Bandala is a valley in Azad Kashmir located about 28 kilometres from Bhimber in Azad Kashmir. The valley stretches from the river Tawi in the east to the Samahni valley in the west. The Reech Pahari (Bear Mountain) runs parallel on the northern side and the Baghsar mountain on the southern side. The valley is about 15 kilometres long and about 1.5 kilometres wide.

Bandala joins the valley of Samahni at Sara e Saadabad and Chitti Mitti, further east are Kahawalian and Nali villages, the last villages before the Line of Control. Many streams flow through the valley, producing cascades, rapids, falls and natural swimming pools. These pools are very popular among the local youths, not only for swimming but also for fishing. The fertile land and mild climate produces a variety of crops or trees, especially mango trees. Farming is still the major source of staple food for the area; wheat and corn are grown annually. The high literacy rate has improved the overall living standards of the people. Because most of the people work for the government or overseas, especially in Middle East and Europe, dependence on farming for income has greatly reduced but people still cultivate the land for food.

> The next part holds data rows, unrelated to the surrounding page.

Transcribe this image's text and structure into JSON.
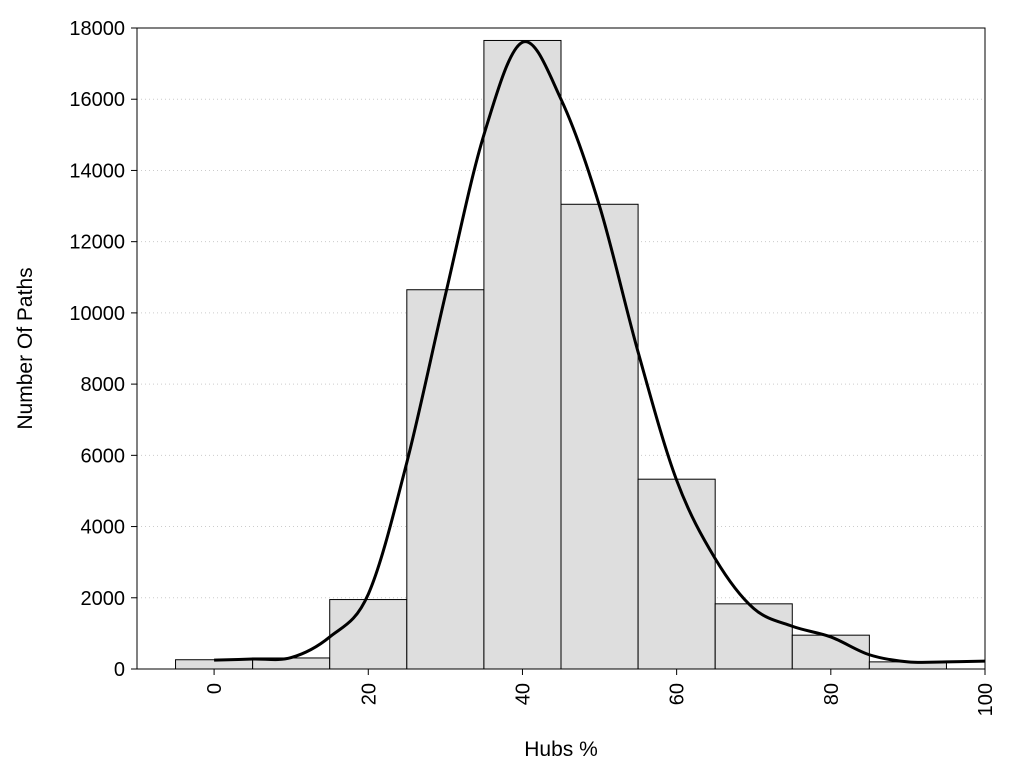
{
  "chart_data": {
    "type": "bar",
    "title": "",
    "xlabel": "Hubs %",
    "ylabel": "Number Of Paths",
    "xlim": [
      -10,
      100
    ],
    "ylim": [
      0,
      18000
    ],
    "x_ticks": [
      0,
      20,
      40,
      60,
      80,
      100
    ],
    "y_ticks": [
      0,
      2000,
      4000,
      6000,
      8000,
      10000,
      12000,
      14000,
      16000,
      18000
    ],
    "grid": "horizontal dotted",
    "bin_width": 10,
    "categories": [
      0,
      10,
      20,
      30,
      40,
      50,
      60,
      70,
      80,
      90
    ],
    "values": [
      260,
      310,
      1950,
      10650,
      17650,
      13050,
      5330,
      1830,
      950,
      200
    ],
    "smooth_curve": {
      "x": [
        0,
        5,
        10,
        15,
        20,
        25,
        30,
        35,
        40,
        45,
        50,
        55,
        60,
        65,
        70,
        75,
        80,
        85,
        90,
        95,
        100
      ],
      "y": [
        250,
        280,
        320,
        900,
        2100,
        5800,
        10500,
        15000,
        17600,
        16000,
        13000,
        8900,
        5300,
        3100,
        1700,
        1200,
        900,
        400,
        200,
        200,
        220
      ]
    },
    "colors": {
      "bar_fill": "#dedede",
      "bar_stroke": "#000000",
      "curve": "#000000",
      "grid": "#cccccc"
    }
  }
}
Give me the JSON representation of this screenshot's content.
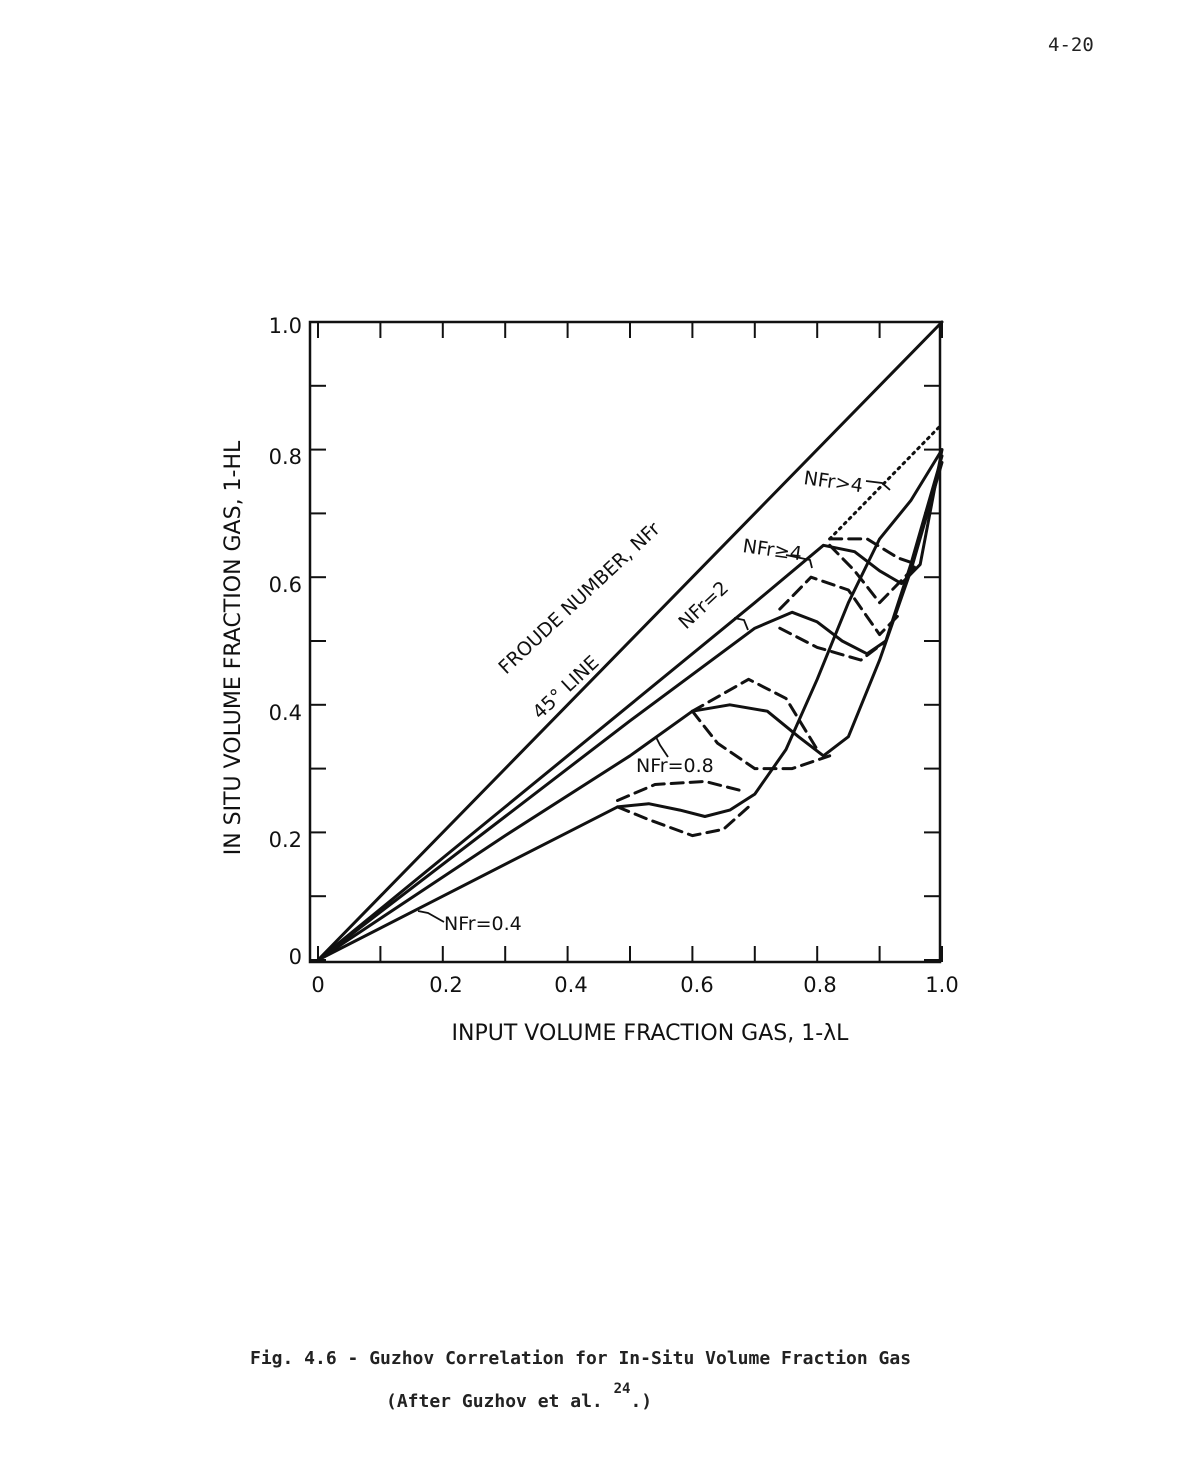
{
  "page_number": "4-20",
  "caption": {
    "line1": "Fig. 4.6 - Guzhov Correlation for In-Situ Volume Fraction Gas",
    "line2_prefix": "(After Guzhov et al. ",
    "line2_ref": "24",
    "line2_suffix": ".)"
  },
  "colors": {
    "ink": "#111111",
    "background": "#ffffff"
  },
  "chart_data": {
    "type": "line",
    "xlabel": "INPUT VOLUME FRACTION GAS, 1-λL",
    "ylabel": "IN SITU VOLUME FRACTION GAS, 1-HL",
    "xlim": [
      0,
      1.0
    ],
    "ylim": [
      0,
      1.0
    ],
    "x_ticks": [
      "0",
      "0.2",
      "0.4",
      "0.6",
      "0.8",
      "1.0"
    ],
    "y_ticks": [
      "0",
      "0.2",
      "0.4",
      "0.6",
      "0.8",
      "1.0"
    ],
    "annotations": {
      "froude": "FROUDE NUMBER, NFr",
      "line45": "45° LINE",
      "nfr_gt4": "NFr>4",
      "nfr_ge4": "NFr≥4",
      "nfr_2": "NFr=2",
      "nfr_08": "NFr=0.8",
      "nfr_04": "NFr=0.4"
    },
    "series": [
      {
        "name": "45° LINE",
        "style": "solid",
        "points": [
          [
            0,
            0
          ],
          [
            1.0,
            1.0
          ]
        ]
      },
      {
        "name": "NFr>4",
        "style": "dotted",
        "points": [
          [
            0.82,
            0.66
          ],
          [
            1.0,
            0.84
          ]
        ]
      },
      {
        "name": "NFr≥4",
        "style": "solid",
        "points": [
          [
            0,
            0
          ],
          [
            0.1,
            0.08
          ],
          [
            0.3,
            0.24
          ],
          [
            0.5,
            0.4
          ],
          [
            0.7,
            0.56
          ],
          [
            0.81,
            0.65
          ],
          [
            0.86,
            0.64
          ],
          [
            0.9,
            0.61
          ],
          [
            0.935,
            0.59
          ],
          [
            0.965,
            0.62
          ],
          [
            1.0,
            0.8
          ]
        ]
      },
      {
        "name": "NFr≥4 upper",
        "style": "dashed",
        "points": [
          [
            0.82,
            0.66
          ],
          [
            0.88,
            0.66
          ],
          [
            0.93,
            0.63
          ],
          [
            0.96,
            0.62
          ]
        ]
      },
      {
        "name": "NFr≥4 lower",
        "style": "dashed",
        "points": [
          [
            0.82,
            0.65
          ],
          [
            0.86,
            0.61
          ],
          [
            0.9,
            0.56
          ],
          [
            0.93,
            0.59
          ],
          [
            0.96,
            0.62
          ]
        ]
      },
      {
        "name": "NFr=2",
        "style": "solid",
        "points": [
          [
            0,
            0
          ],
          [
            0.1,
            0.075
          ],
          [
            0.3,
            0.225
          ],
          [
            0.5,
            0.375
          ],
          [
            0.7,
            0.52
          ],
          [
            0.76,
            0.545
          ],
          [
            0.8,
            0.53
          ],
          [
            0.84,
            0.5
          ],
          [
            0.88,
            0.48
          ],
          [
            0.91,
            0.5
          ],
          [
            0.95,
            0.62
          ],
          [
            1.0,
            0.79
          ]
        ]
      },
      {
        "name": "NFr=2 upper",
        "style": "dashed",
        "points": [
          [
            0.74,
            0.55
          ],
          [
            0.79,
            0.6
          ],
          [
            0.85,
            0.58
          ],
          [
            0.9,
            0.51
          ],
          [
            0.93,
            0.54
          ]
        ]
      },
      {
        "name": "NFr=2 lower",
        "style": "dashed",
        "points": [
          [
            0.74,
            0.52
          ],
          [
            0.8,
            0.49
          ],
          [
            0.87,
            0.47
          ],
          [
            0.91,
            0.5
          ]
        ]
      },
      {
        "name": "NFr=0.8",
        "style": "solid",
        "points": [
          [
            0,
            0
          ],
          [
            0.1,
            0.065
          ],
          [
            0.3,
            0.195
          ],
          [
            0.5,
            0.32
          ],
          [
            0.6,
            0.39
          ],
          [
            0.66,
            0.4
          ],
          [
            0.72,
            0.39
          ],
          [
            0.77,
            0.35
          ],
          [
            0.81,
            0.32
          ],
          [
            0.85,
            0.35
          ],
          [
            0.9,
            0.47
          ],
          [
            0.95,
            0.61
          ],
          [
            1.0,
            0.78
          ]
        ]
      },
      {
        "name": "NFr=0.8 upper",
        "style": "dashed",
        "points": [
          [
            0.6,
            0.39
          ],
          [
            0.69,
            0.44
          ],
          [
            0.75,
            0.41
          ],
          [
            0.8,
            0.33
          ]
        ]
      },
      {
        "name": "NFr=0.8 lower",
        "style": "dashed",
        "points": [
          [
            0.6,
            0.39
          ],
          [
            0.64,
            0.34
          ],
          [
            0.7,
            0.3
          ],
          [
            0.76,
            0.3
          ],
          [
            0.82,
            0.32
          ]
        ]
      },
      {
        "name": "NFr=0.4",
        "style": "solid",
        "points": [
          [
            0,
            0
          ],
          [
            0.2,
            0.1
          ],
          [
            0.4,
            0.2
          ],
          [
            0.48,
            0.24
          ],
          [
            0.53,
            0.245
          ],
          [
            0.58,
            0.235
          ],
          [
            0.62,
            0.225
          ],
          [
            0.66,
            0.235
          ],
          [
            0.7,
            0.26
          ],
          [
            0.75,
            0.33
          ],
          [
            0.8,
            0.44
          ],
          [
            0.85,
            0.56
          ],
          [
            0.9,
            0.66
          ],
          [
            0.95,
            0.72
          ],
          [
            1.0,
            0.8
          ]
        ]
      },
      {
        "name": "NFr=0.4 upper",
        "style": "dashed",
        "points": [
          [
            0.48,
            0.25
          ],
          [
            0.54,
            0.275
          ],
          [
            0.62,
            0.28
          ],
          [
            0.68,
            0.265
          ]
        ]
      },
      {
        "name": "NFr=0.4 lower",
        "style": "dashed",
        "points": [
          [
            0.48,
            0.24
          ],
          [
            0.53,
            0.22
          ],
          [
            0.6,
            0.195
          ],
          [
            0.65,
            0.205
          ],
          [
            0.69,
            0.24
          ]
        ]
      }
    ],
    "grid": false,
    "legend": "none"
  }
}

The weather is too much cold during October to march,  with freezing cold, and mild during April and May. During June it is a bit hot with 35 Celsius temperature.
Many birds and animals are found in the valley including peacocks, partridges, quail, falcons and eagles. The enclosing Reech Pahari serves as the sanctuary for many animal species including leopards, hyenas, wolves, jackals, Foxes, pythons, monkeys, deer.
The valley is home to many hamlets, of which Bandi, Pind, Gurah, Piana, Parati, Kahawalian, Bagh Chagah jandala and penga are the best known.